Javier Cercas, el escritor dedicado al post-franquismo residual, ha escrito “El impostor”, basado en Marco. Las revelaciones son jugosas, porque resulta que no fue un deportado, fue un trabajador voluntario en Alemania, tuvo tres familias que se desconocían entre sí, y no fue ni combatiente, ni resistente, simplemente como demuestran los documentos, siguió a la mayoría. Y es en este punto cuando el escritor nos razona sobre el contexto de la muerte en la cama de Franco y el afán de la mayoría de ciudadanos de reinventarse; añadiéndose detalles de opositor político y represaliado a las nuevas biografías de una gran mayoría de dirigentes políticos. ¿Disculpa eso a Marco?

No, pero se le entiende mejor. Aunque lo que no se disculpa, usando el eslogan de Marco y tantos otros - “Perdonar sí, olvidar no”-, es que para ingresar en la Amical robara la identidad de un deportado muerto, hasta el punto de modificar con lápiz el apellido Moner por el de Marco en el propio archivo alemán. Inicuo personaje.
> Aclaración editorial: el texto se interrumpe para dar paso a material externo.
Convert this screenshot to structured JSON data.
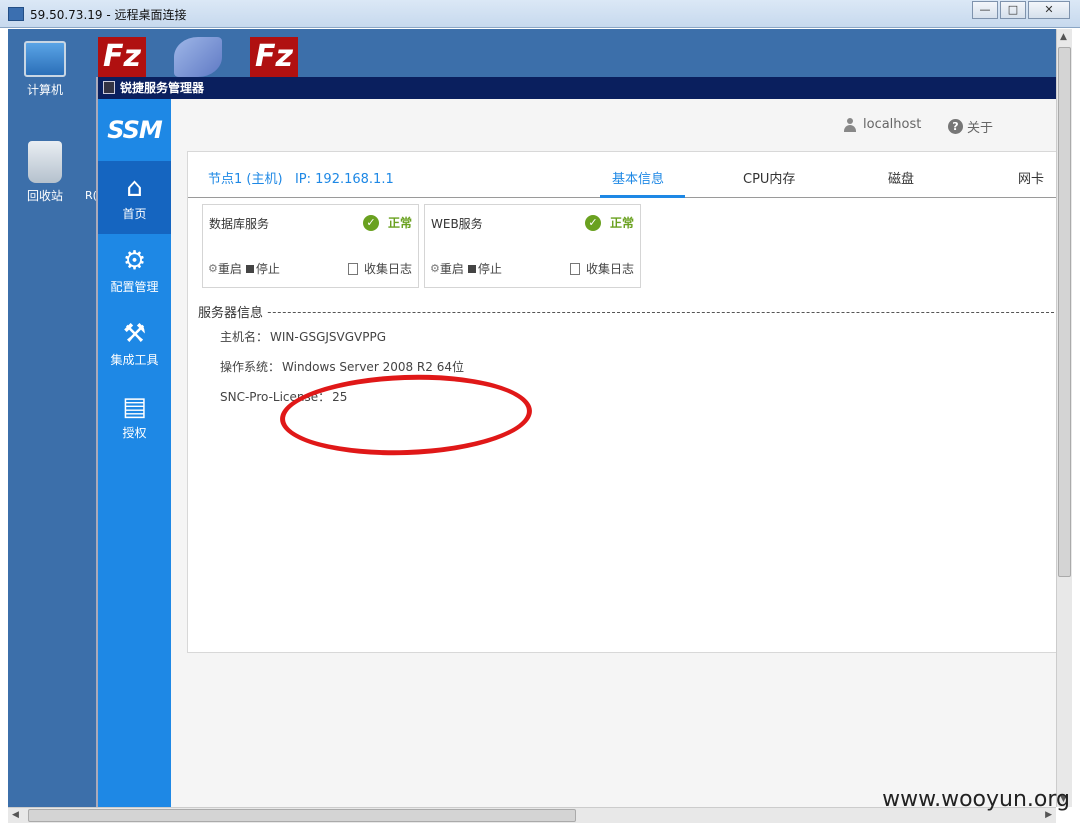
{
  "rdp": {
    "title": "59.50.73.19 - 远程桌面连接",
    "min": "—",
    "max": "□",
    "close": "✕"
  },
  "desktop": {
    "icons": [
      {
        "label": "计算机",
        "icon": "computer-icon"
      },
      {
        "label": "回收站",
        "icon": "recycle-bin-icon"
      }
    ],
    "taskbar_icons": [
      "filezilla-icon",
      "dolphin-icon",
      "filezilla-icon"
    ],
    "fz_glyph": "Fz",
    "partial_label": "R("
  },
  "ssm": {
    "title": "锐捷服务管理器",
    "logo": "SSM",
    "nav": [
      {
        "label": "首页",
        "icon": "home-icon",
        "glyph": "⌂",
        "active": true
      },
      {
        "label": "配置管理",
        "icon": "gear-icon",
        "glyph": "⚙"
      },
      {
        "label": "集成工具",
        "icon": "tools-icon",
        "glyph": "⚒"
      },
      {
        "label": "授权",
        "icon": "license-icon",
        "glyph": "▤"
      }
    ],
    "topbar": {
      "user": "localhost",
      "about": "关于",
      "help_glyph": "?"
    },
    "node": {
      "label": "节点1 (主机)",
      "ip": "IP: 192.168.1.1"
    },
    "tabs": [
      "基本信息",
      "CPU内存",
      "磁盘",
      "网卡"
    ],
    "services": [
      {
        "name": "数据库服务",
        "status": "正常",
        "restart": "重启",
        "stop": "停止",
        "log": "收集日志"
      },
      {
        "name": "WEB服务",
        "status": "正常",
        "restart": "重启",
        "stop": "停止",
        "log": "收集日志"
      }
    ],
    "server_info": {
      "title": "服务器信息",
      "rows": [
        {
          "key": "主机名：",
          "value": "WIN-GSGJSVGVPPG"
        },
        {
          "key": "操作系统：",
          "value": "Windows Server 2008 R2 64位"
        },
        {
          "key": "SNC-Pro-License：",
          "value": "25"
        }
      ]
    },
    "colors": {
      "sidebar": "#1e88e5",
      "active_nav": "#1565c0",
      "status_ok": "#6aa120",
      "title_bar": "#0a1f5e",
      "annotation": "#e01818"
    }
  },
  "watermark": "www.wooyun.org"
}
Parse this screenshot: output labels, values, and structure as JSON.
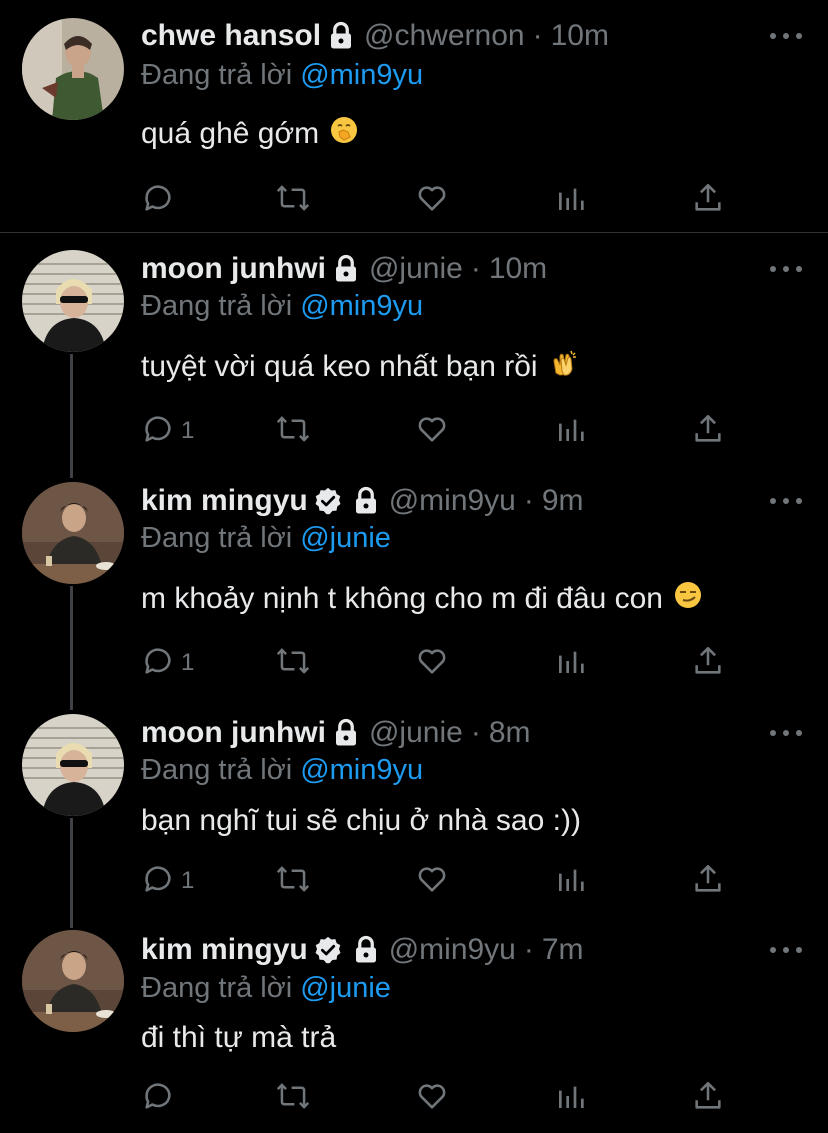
{
  "colors": {
    "background": "#000000",
    "text": "#e7e9ea",
    "muted": "#71767b",
    "link": "#1d9bf0",
    "thread_line": "#3f4246"
  },
  "labels": {
    "replying_to": "Đang trả lời",
    "separator": "·"
  },
  "tweets": [
    {
      "name": "chwe hansol",
      "verified": false,
      "locked": true,
      "handle": "@chwernon",
      "time": "10m",
      "reply_to": "@min9yu",
      "text": "quá ghê gớm",
      "emoji": "face-with-hand-over-mouth",
      "replies": "",
      "avatar": "avatar-chwernon"
    },
    {
      "name": "moon junhwi",
      "verified": false,
      "locked": true,
      "handle": "@junie",
      "time": "10m",
      "reply_to": "@min9yu",
      "text": "tuyệt vời quá keo nhất bạn rồi",
      "emoji": "clapping-hands",
      "replies": "1",
      "avatar": "avatar-junie"
    },
    {
      "name": "kim mingyu",
      "verified": true,
      "locked": true,
      "handle": "@min9yu",
      "time": "9m",
      "reply_to": "@junie",
      "text": "m khoảy nịnh t không cho m đi đâu con",
      "emoji": "smirking-face",
      "replies": "1",
      "avatar": "avatar-min9yu"
    },
    {
      "name": "moon junhwi",
      "verified": false,
      "locked": true,
      "handle": "@junie",
      "time": "8m",
      "reply_to": "@min9yu",
      "text": "bạn nghĩ tui sẽ chịu ở nhà sao :))",
      "emoji": "",
      "replies": "1",
      "avatar": "avatar-junie"
    },
    {
      "name": "kim mingyu",
      "verified": true,
      "locked": true,
      "handle": "@min9yu",
      "time": "7m",
      "reply_to": "@junie",
      "text": "đi thì tự mà trả",
      "emoji": "",
      "replies": "",
      "avatar": "avatar-min9yu"
    }
  ]
}
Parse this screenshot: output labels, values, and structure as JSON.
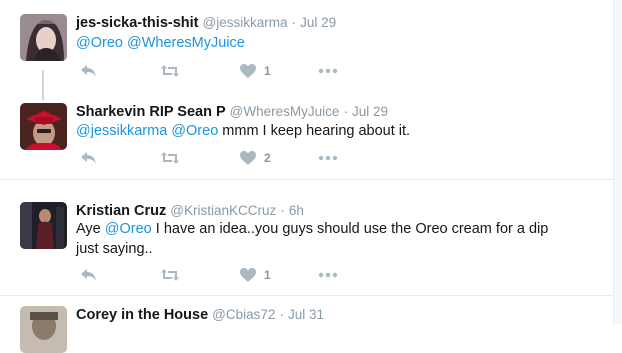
{
  "tweets": [
    {
      "name": "jes-sicka-this-shit",
      "handle": "@jessikkarma",
      "sep": "·",
      "date": "Jul 29",
      "mention1": "@Oreo",
      "mention2": "@WheresMyJuice",
      "like_count": "1",
      "colors": {
        "avatar_bg": "#6b5a5f"
      }
    },
    {
      "name": "Sharkevin RIP Sean P",
      "handle": "@WheresMyJuice",
      "sep": "·",
      "date": "Jul 29",
      "mention1": "@jessikkarma",
      "mention2": "@Oreo",
      "text_after": " mmm I keep hearing about it.",
      "like_count": "2",
      "colors": {
        "avatar_bg": "#3a1a18",
        "cap": "#c8102e"
      }
    },
    {
      "name": "Kristian Cruz",
      "handle": "@KristianKCCruz",
      "sep": "·",
      "date": "6h",
      "text_before": "Aye ",
      "mention1": "@Oreo",
      "text_after": " I have an idea..you guys should use the Oreo cream for a dip just saying..",
      "like_count": "1",
      "colors": {
        "avatar_bg": "#2b2b33"
      }
    },
    {
      "name": "Corey in the House",
      "handle": "@Cbias72",
      "sep": "·",
      "date": "Jul 31",
      "colors": {
        "avatar_bg": "#b0a79a"
      }
    }
  ],
  "colors": {
    "link": "#1b95e0",
    "muted": "#8899a6",
    "icon": "#aab8c2",
    "divider": "#e6ecf0",
    "thread_line": "#ccd6dd"
  }
}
Tras Pastor, Marco y muchos más… Vayamos al 1979 donde un concejal comunista sanboyano explicó años después que recibió la propuesta inmediata de cambiar las placas callejeras de un industrial. Hay en toda ocasión histórica, negocios, monumentos, reinvenciones, currículos falsos y personajes turbios.

Hace años se creó una industria de la memoria histórica y toda industria lo que necesita son encargos y tareas. Bueno será que en toda revisión histórica que sea necesaria se obre con tiento y prudencia, porque de lo contrario, negaremos que E. Marco era sanboyano de nacimiento o afirmaremos que Colón era de Palamós.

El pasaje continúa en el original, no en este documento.